“Why are all atheists so angry?”
I hear this question all the time. In fact, my Rambo-Kitty avatar is partially inspired by the question. Anyway, today I was reading an article about the debate between Sam Harris and Rick Warren, and was struck by Warren’s statement, “I’ve never met an atheist who wasn’t angry.”
My first reaction was denial. Many atheists, myself included, are happy most of the time. My atheist friends are great fun to hang out with. We laugh and joke and drink beer, and hardly ever mention religion.
My second reaction, I confess, was anger. How dishonest of him to try to discount atheism by labeling us all as angry malcontents! This is exactly why people like him make me angry!
That’s when it hit me, square in the forehead. He’s not being dishonest. I don’t doubt that every atheist he’s met has been angry. If I met him, he’d almost certainly make me angry, too. That’s just it! HE makes atheists angry, so they’re all angry around him. So, I forgive him for thinking that all atheists are angry. I understand how he made the mistake.
Anyway, I’d like to reflect on “Atheist Anger” for a few minutes, and ask a couple of questions.
First, why is it a bad thing to be angry? The suffragists were quite angry, and for good reason. New Zealand had granted women equal voting rights in 1893, and America, supposedly the land of equality, was violently opposed to the idea twenty years later. There are still plenty of women who are angry because women make less money doing the same jobs as men in many industries, and women are often not even considered for promotions when they’re equally (or better) qualified for the position. Are they wrong for being angry? Should they just sit quietly and wait for men to realize the error of their ways? Some people think so. I’ve noticed that the majority of them are men.
Am I making a valid comparison? Is it reasonable to compare life as an atheist in America in 2007 to life as a woman in the early 20th century? Clearly there are significant differences. Atheists can vote. They can, in theory, hold public office. They can get married, sign contracts, work wherever they’re qualified. So, do we atheists have a right to be angry in the same way suffragists had?
To answer that question, I’ll recall some more history. In Mosaic law, as we all know, women were slightly better than slaves. They had no property rights. In Roman law, women were completely dependent on male relations for all legal matters, and when they were married, it was a matter of purchase between two families.
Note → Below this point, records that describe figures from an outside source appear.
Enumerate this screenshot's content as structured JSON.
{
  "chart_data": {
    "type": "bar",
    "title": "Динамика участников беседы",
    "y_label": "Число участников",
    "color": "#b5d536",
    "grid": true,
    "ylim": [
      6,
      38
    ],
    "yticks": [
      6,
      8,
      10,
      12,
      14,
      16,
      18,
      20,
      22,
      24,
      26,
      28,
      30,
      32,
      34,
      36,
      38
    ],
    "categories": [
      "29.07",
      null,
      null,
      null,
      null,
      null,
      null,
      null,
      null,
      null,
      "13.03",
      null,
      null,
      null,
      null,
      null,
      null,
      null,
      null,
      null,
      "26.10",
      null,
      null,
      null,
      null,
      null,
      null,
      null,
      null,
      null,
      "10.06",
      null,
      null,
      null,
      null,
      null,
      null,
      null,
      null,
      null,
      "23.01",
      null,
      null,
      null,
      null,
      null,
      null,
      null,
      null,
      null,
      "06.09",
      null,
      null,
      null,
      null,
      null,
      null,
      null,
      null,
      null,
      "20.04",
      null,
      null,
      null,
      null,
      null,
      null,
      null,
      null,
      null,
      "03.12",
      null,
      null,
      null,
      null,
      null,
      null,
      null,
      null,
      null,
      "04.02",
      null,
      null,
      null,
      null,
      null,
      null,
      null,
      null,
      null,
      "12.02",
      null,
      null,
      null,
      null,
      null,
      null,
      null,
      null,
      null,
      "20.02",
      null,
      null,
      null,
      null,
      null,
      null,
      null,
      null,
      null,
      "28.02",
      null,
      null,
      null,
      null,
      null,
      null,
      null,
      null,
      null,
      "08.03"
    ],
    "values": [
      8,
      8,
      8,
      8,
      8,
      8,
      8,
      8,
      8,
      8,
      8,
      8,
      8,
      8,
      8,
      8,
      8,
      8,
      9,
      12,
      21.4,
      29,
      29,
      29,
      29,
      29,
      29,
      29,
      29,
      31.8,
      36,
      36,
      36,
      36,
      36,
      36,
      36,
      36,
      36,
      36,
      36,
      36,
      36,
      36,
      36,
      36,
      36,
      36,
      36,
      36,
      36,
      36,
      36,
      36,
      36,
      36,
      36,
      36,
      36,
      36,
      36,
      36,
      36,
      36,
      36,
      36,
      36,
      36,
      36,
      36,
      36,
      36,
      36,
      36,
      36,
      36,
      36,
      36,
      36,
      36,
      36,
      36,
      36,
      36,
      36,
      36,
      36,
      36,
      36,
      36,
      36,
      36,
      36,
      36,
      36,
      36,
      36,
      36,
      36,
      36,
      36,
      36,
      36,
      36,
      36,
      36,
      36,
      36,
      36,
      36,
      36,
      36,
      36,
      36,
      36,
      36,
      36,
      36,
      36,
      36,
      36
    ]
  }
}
Here, we can ask a pointed question. Do women have the right to be angry that they’re not making as much as men in the workplace? After all, they can vote, own property, divorce their husband, sue him for child support and alimony, and live quite happily on their own. This country is one of the best places in the world to be a woman! What right do women have to be angry?
If your skin prickled a little bit when you read the previous paragraph, good for you. You’re halfway to understanding why atheists have a right to be mad. The reason women still have a right to be mad is that things are still not equal. They have no obligation to remain silent simply because they have it better than someone who lived a hundred, or a thousand years ago. The reason women have it better now is that people were angry all through history, and made small gains here and there over many generations. Without the fuel of anger, women would still be property, and wouldn’t even have the opportunity to be mad about making less money in the workplace.
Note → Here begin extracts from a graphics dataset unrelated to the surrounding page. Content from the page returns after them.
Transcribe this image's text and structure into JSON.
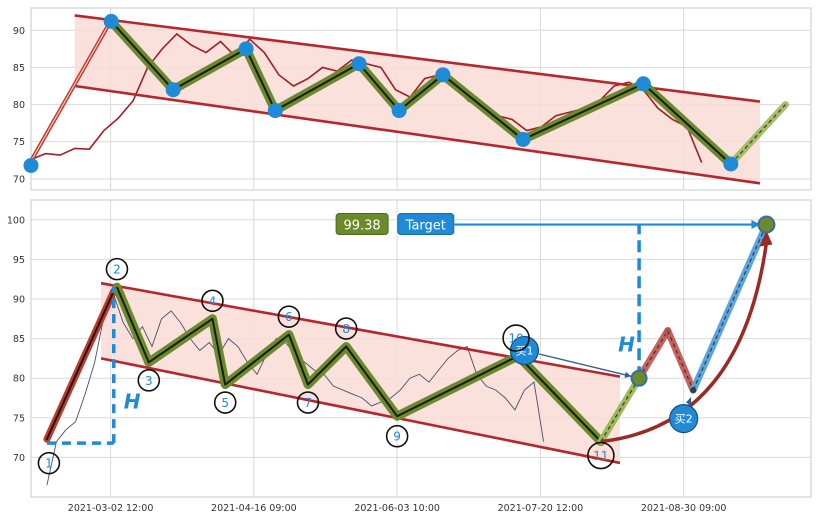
{
  "chart_data": [
    {
      "type": "line",
      "title": "",
      "ylim": [
        68.5,
        93
      ],
      "yticks": [
        70,
        75,
        80,
        85,
        90
      ],
      "grid": true,
      "price_series": {
        "x": [
          0,
          4,
          8,
          12,
          16,
          20,
          24,
          28,
          32,
          36,
          40,
          44,
          48,
          52,
          56,
          60,
          64,
          68,
          72,
          76,
          80,
          84,
          88,
          92,
          96,
          100,
          104,
          108,
          112,
          116,
          120,
          124,
          128,
          132,
          136,
          140,
          144,
          148,
          152,
          156,
          160,
          164,
          168,
          172,
          176,
          180,
          184
        ],
        "y": [
          72.6,
          73.4,
          73.2,
          74.1,
          74.0,
          76.5,
          78.2,
          80.5,
          85.0,
          87.5,
          89.5,
          88.0,
          87.0,
          88.5,
          86.5,
          88.8,
          87.0,
          84.0,
          82.5,
          83.5,
          85.0,
          84.5,
          86.0,
          85.5,
          85.0,
          82.0,
          81.0,
          83.5,
          84.0,
          82.5,
          80.5,
          79.5,
          78.5,
          78.0,
          76.5,
          77.0,
          78.5,
          79.0,
          79.5,
          80.5,
          82.5,
          83.0,
          82.0,
          79.5,
          78.0,
          77.0,
          72.2
        ]
      },
      "pivots": [
        {
          "x": 0,
          "y": 71.8
        },
        {
          "x": 22,
          "y": 91.2
        },
        {
          "x": 39,
          "y": 82.0
        },
        {
          "x": 59,
          "y": 87.5
        },
        {
          "x": 67,
          "y": 79.2
        },
        {
          "x": 90,
          "y": 85.5
        },
        {
          "x": 101,
          "y": 79.2
        },
        {
          "x": 113,
          "y": 84.0
        },
        {
          "x": 135,
          "y": 75.3
        },
        {
          "x": 168,
          "y": 82.8
        },
        {
          "x": 192,
          "y": 72.0
        }
      ],
      "projection": [
        {
          "x": 192,
          "y": 72.0
        },
        {
          "x": 207,
          "y": 80.0
        }
      ],
      "channel_upper": [
        {
          "x": 12,
          "y": 92.0
        },
        {
          "x": 200,
          "y": 80.4
        }
      ],
      "channel_lower": [
        {
          "x": 12,
          "y": 82.5
        },
        {
          "x": 200,
          "y": 69.4
        }
      ],
      "lead_in": [
        {
          "x": 0,
          "y": 72.4
        },
        {
          "x": 21,
          "y": 90.5
        }
      ]
    },
    {
      "type": "line",
      "title": "",
      "ylim": [
        65,
        102.5
      ],
      "yticks": [
        70,
        75,
        80,
        85,
        90,
        95,
        100
      ],
      "grid": true,
      "xticks": [
        {
          "x": 20,
          "label": "2021-03-02 12:00"
        },
        {
          "x": 65,
          "label": "2021-04-16 09:00"
        },
        {
          "x": 110,
          "label": "2021-06-03 10:00"
        },
        {
          "x": 155,
          "label": "2021-07-20 12:00"
        },
        {
          "x": 200,
          "label": "2021-08-30 09:00"
        }
      ],
      "price_series": {
        "x": [
          0,
          3,
          6,
          9,
          12,
          15,
          18,
          21,
          24,
          27,
          30,
          33,
          36,
          39,
          42,
          45,
          48,
          51,
          54,
          57,
          60,
          63,
          66,
          69,
          72,
          75,
          78,
          81,
          84,
          87,
          90,
          93,
          96,
          99,
          102,
          105,
          108,
          111,
          114,
          117,
          120,
          123,
          126,
          129,
          132,
          135,
          138,
          141,
          144,
          147,
          150,
          153,
          156
        ],
        "y": [
          66.5,
          72.0,
          73.5,
          74.5,
          78.0,
          82.0,
          88.0,
          90.5,
          87.0,
          85.0,
          86.5,
          84.0,
          87.5,
          88.5,
          87.0,
          85.0,
          83.5,
          84.5,
          83.0,
          85.0,
          84.0,
          82.0,
          80.5,
          83.0,
          85.0,
          84.5,
          83.0,
          82.0,
          81.0,
          80.5,
          79.0,
          78.5,
          78.0,
          77.5,
          76.5,
          77.0,
          77.5,
          78.5,
          80.0,
          80.5,
          79.5,
          81.0,
          82.5,
          83.5,
          84.0,
          80.5,
          79.0,
          78.5,
          77.5,
          76.0,
          78.5,
          79.5,
          72.0
        ]
      },
      "pivots": [
        {
          "x": 0,
          "y": 71.8,
          "label": "1"
        },
        {
          "x": 22,
          "y": 91.5,
          "label": "2"
        },
        {
          "x": 32,
          "y": 82.0,
          "label": "3"
        },
        {
          "x": 52,
          "y": 87.5,
          "label": "4"
        },
        {
          "x": 56,
          "y": 79.2,
          "label": "5"
        },
        {
          "x": 76,
          "y": 85.5,
          "label": "6"
        },
        {
          "x": 82,
          "y": 79.2,
          "label": "7"
        },
        {
          "x": 94,
          "y": 84.0,
          "label": "8"
        },
        {
          "x": 110,
          "y": 75.2,
          "label": "9"
        },
        {
          "x": 148,
          "y": 82.8,
          "label": "10"
        },
        {
          "x": 174,
          "y": 72.0,
          "label": "11"
        }
      ],
      "channel_upper": [
        {
          "x": 17,
          "y": 92.0
        },
        {
          "x": 180,
          "y": 80.2
        }
      ],
      "channel_lower": [
        {
          "x": 17,
          "y": 82.5
        },
        {
          "x": 180,
          "y": 69.3
        }
      ],
      "lead_in": [
        {
          "x": 0,
          "y": 72.3
        },
        {
          "x": 21,
          "y": 91.0
        }
      ],
      "projection_path": [
        {
          "x": 174,
          "y": 72.0
        },
        {
          "x": 186,
          "y": 80.0
        },
        {
          "x": 195,
          "y": 86.0
        },
        {
          "x": 203,
          "y": 78.5
        },
        {
          "x": 226,
          "y": 99.4
        }
      ],
      "height_marker_left": {
        "x": 21,
        "y_bottom": 71.8,
        "y_top": 91.5,
        "label": "H"
      },
      "height_marker_right": {
        "x": 186,
        "y_bottom": 80.0,
        "y_top": 99.4,
        "label": "H"
      },
      "buy_markers": [
        {
          "label": "买1",
          "x": 150,
          "y": 83.5,
          "target_x": 186,
          "target_y": 80.0
        },
        {
          "label": "买2",
          "x": 200,
          "y": 74.9,
          "target_x": 203,
          "target_y": 78.5
        }
      ],
      "target_price": 99.38,
      "target_label": "Target",
      "target_point": {
        "x": 226,
        "y": 99.4
      }
    }
  ],
  "colors": {
    "price": "#a31f24",
    "channel_line": "#b5272d",
    "channel_fill": "#f9dcd6",
    "zigzag_inner": "#1a1a1a",
    "zigzag_outer": "#6b8a2b",
    "pivot_dot": "#1f8ad6",
    "lead_in_outer": "#c0392b",
    "height_marker": "#1f8ad6",
    "target_badge": "#6b8a2b",
    "target_button": "#1f8ad6",
    "grid": "#d9d9d9",
    "axes_border": "#c8c8c8"
  }
}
So, what about us atheists? Do we have a right to be mad? Actually, yes. Did you know we’ve had atheist presidents? We have. I’ll let you do your own homework on this, but it might surprise you to learn that many of the leaders of the U.S. throughout history have been openly atheist. Is this possible today? One congressman in California recently admitted to being atheist, and it caused a nationwide stir! It remains to be seen whether he’ll be reelected. To be sure, he’ll be attacked for being godless and amoral when election time comes around.
Until the McCarthy Era, the pledge of allegiance didn’t have the word “God.” Money didn’t have “In God We Trust.” Until the 70s, Christians were not actively involved in politics for the purpose of legislating religious values. Clearly, America is more theist than it used to be, at least politically. So, are things getting better for atheists? I dare say they’re not. Unlike women, our situation is not improving. We are not being afforded more respect. Rather, we are being legislatively pushed farther into the margins where we have been quietly lurking for sixty years since the Red Scare.
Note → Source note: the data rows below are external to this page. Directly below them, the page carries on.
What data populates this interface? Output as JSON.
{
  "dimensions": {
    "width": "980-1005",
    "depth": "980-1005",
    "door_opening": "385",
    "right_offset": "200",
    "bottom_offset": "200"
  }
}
To bring things back around, recall my comment about my atheist friends and I sitting around having beers and laughs. This is a good picture for you to hold in your mind’s eye when you think of me, or any other atheist. This is what we want. We don’t like being angry any more than women who’d like to be paid more. I’m sure all the angry feminists would rather things were better for women so they wouldn’t have to be angry anymore. It’s the same with atheists. If we were a bit less hated, vilified, and marginalized, it would be a lot easier for us to be in the presence of theists and not get angry.
Why are atheists so angry? Because things could be better, and we don’t like being marginalized.